Before filing a report consider this question:

Have you followed the instructions exactly (word by word)?

Once you are familiar with the code, you're welcome to modify it. Please only continue to file a bug report if you encounter an issue with the provided code and after having followed the instructions.

If you have followed the instructions exactly and would still like to file a bug or make a feature requests please follow the steps below.

  1. It must be a bug, a feature request, or a significant problem with the documentation (for small docs fixes please send a PR instead).
  2. The form below must be filled out.

System information

python -c "import tensorflow as tf; print(tf.GIT_VERSION, tf.VERSION)" v1.15.0-rc3-22-g590d6ee 1.15.0

Describe the problem

Describe the problem clearly here.

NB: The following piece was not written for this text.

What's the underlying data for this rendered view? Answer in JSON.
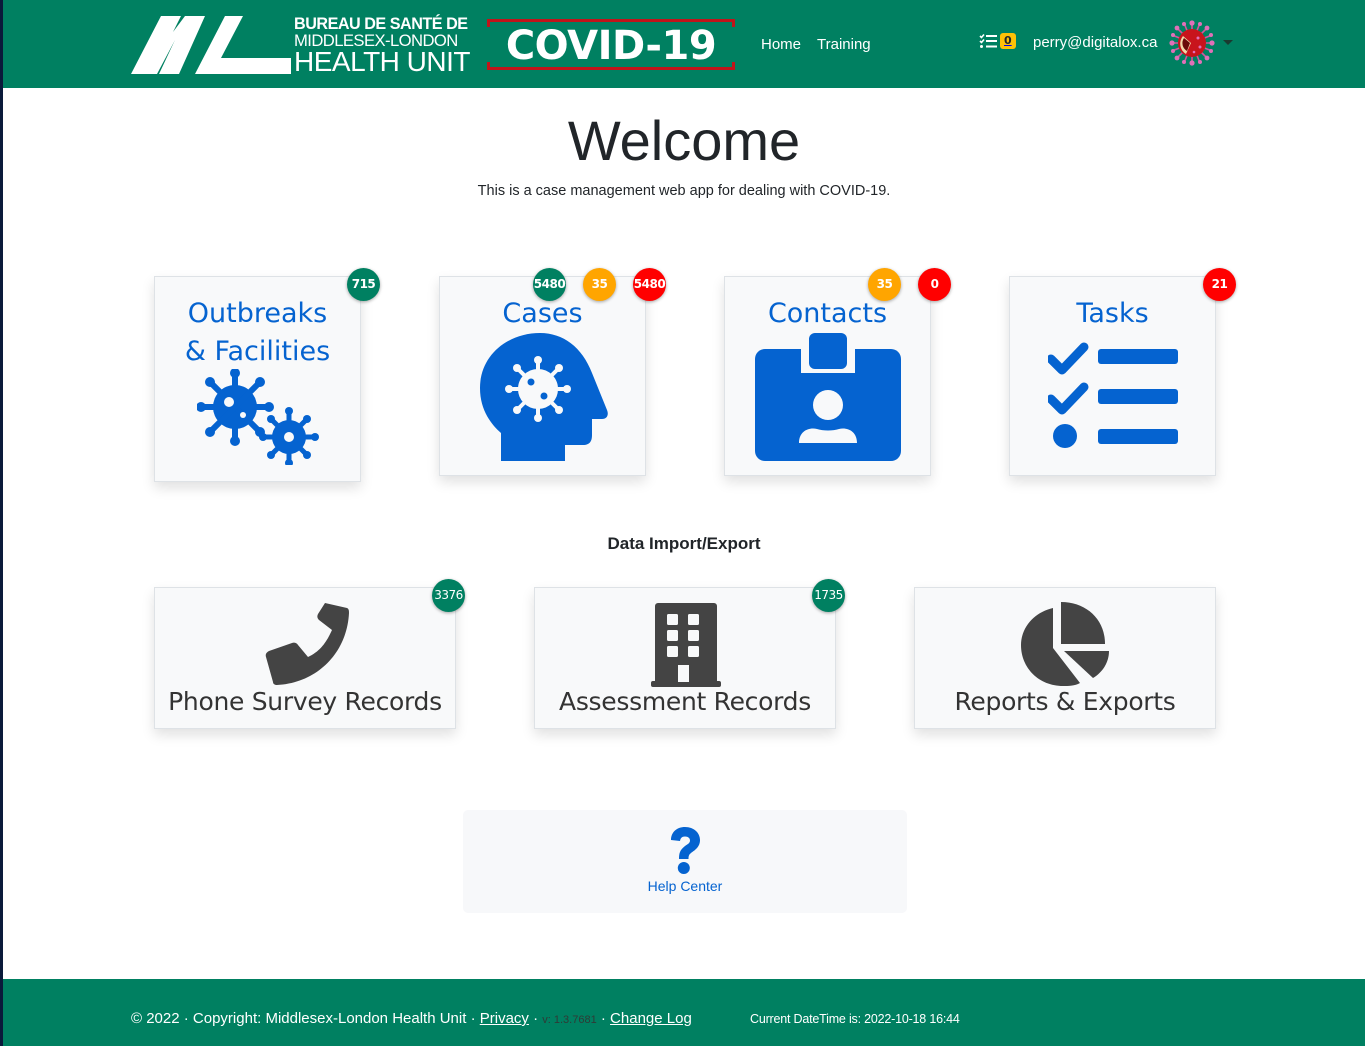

Be sure to convey here why it's a bug or a feature request.

I first tried to run the pre-trained model, and the training locally in Windows with Linux subsystem, and both worked fine! Awesome job, thank you so much for sharing! The problem happened when I tried to implement the YOLO in AWS inside of an EC2 instance. I followed the instructions step by step, but when I got to the point when I have to download the pre-trained model, Keras failed to load the backend.

Source code / logs

user:~/YOLOV3/TrainYourOwnYOLO/2_Training$ python Download_and_Convert_YOLO_weights.py

99% (2477235 of 2480070) |################################ | Elapsed Time: 0:00:30 ETA: 0:00:00Traceback (most recent call last): File "convert.py", line 14, in from keras import backend as K File "/home/ubuntu/YOLOV3/TrainYourOwnYOLO/env/lib/python3.6/site-packages/keras/init.py", line 3, in from . import utils File "/home/ubuntu/YOLOV3/TrainYourOwnYOLO/env/lib/python3.6/site-packages/keras/utils/init.py", line 6, in from . import conv_utils File "/home/ubuntu/YOLOV3/TrainYourOwnYOLO/env/lib/python3.6/site-packages/keras/utils/conv_utils.py", line 9, in from .. import backend as K File "/home/ubuntu/YOLOV3/TrainYourOwnYOLO/env/lib/python3.6/site-packages/keras/backend/init.py", line 1, in from .load_backend import epsilon File "/home/ubuntu/YOLOV3/TrainYourOwnYOLO/env/lib/python3.6/site-packages/keras/backend/load_backend.py", line 101, in raise ValueError('Invalid backend. Missing required entry : ' + e) ValueError: Invalid backend. Missing required entry : placeholder

AntonMu commented 4 years ago

Are you using a virtual environment? Can you just use the same code you used when running it in the Linux subsystem?

silvestre139 commented 4 years ago

@AntonMu Thank you for replying so fast!

I am using a virtual environment, and yes, I used the same code I used in the Linux subsystem, but still get this error with Keras Backend.

AntonMu commented 4 years ago

Hm I just tried it here on ubunut 18.04 and it worked fine. Maybe start over and try again? Make sure you run all commands from within your virtual env and also to install the requirements.

silvestre139 commented 4 years ago

@AntonMu I will start from scratch again, to see if I missed something on AWS, thank you so much! And again, thank you so much for sharing such a Clean implementation of YOLO.

AntonMu commented 4 years ago

You are welcome. Also, if all fails, you can always do this step on your local machine and then copy the pre-trained weights (file yolo.h5) to AWS.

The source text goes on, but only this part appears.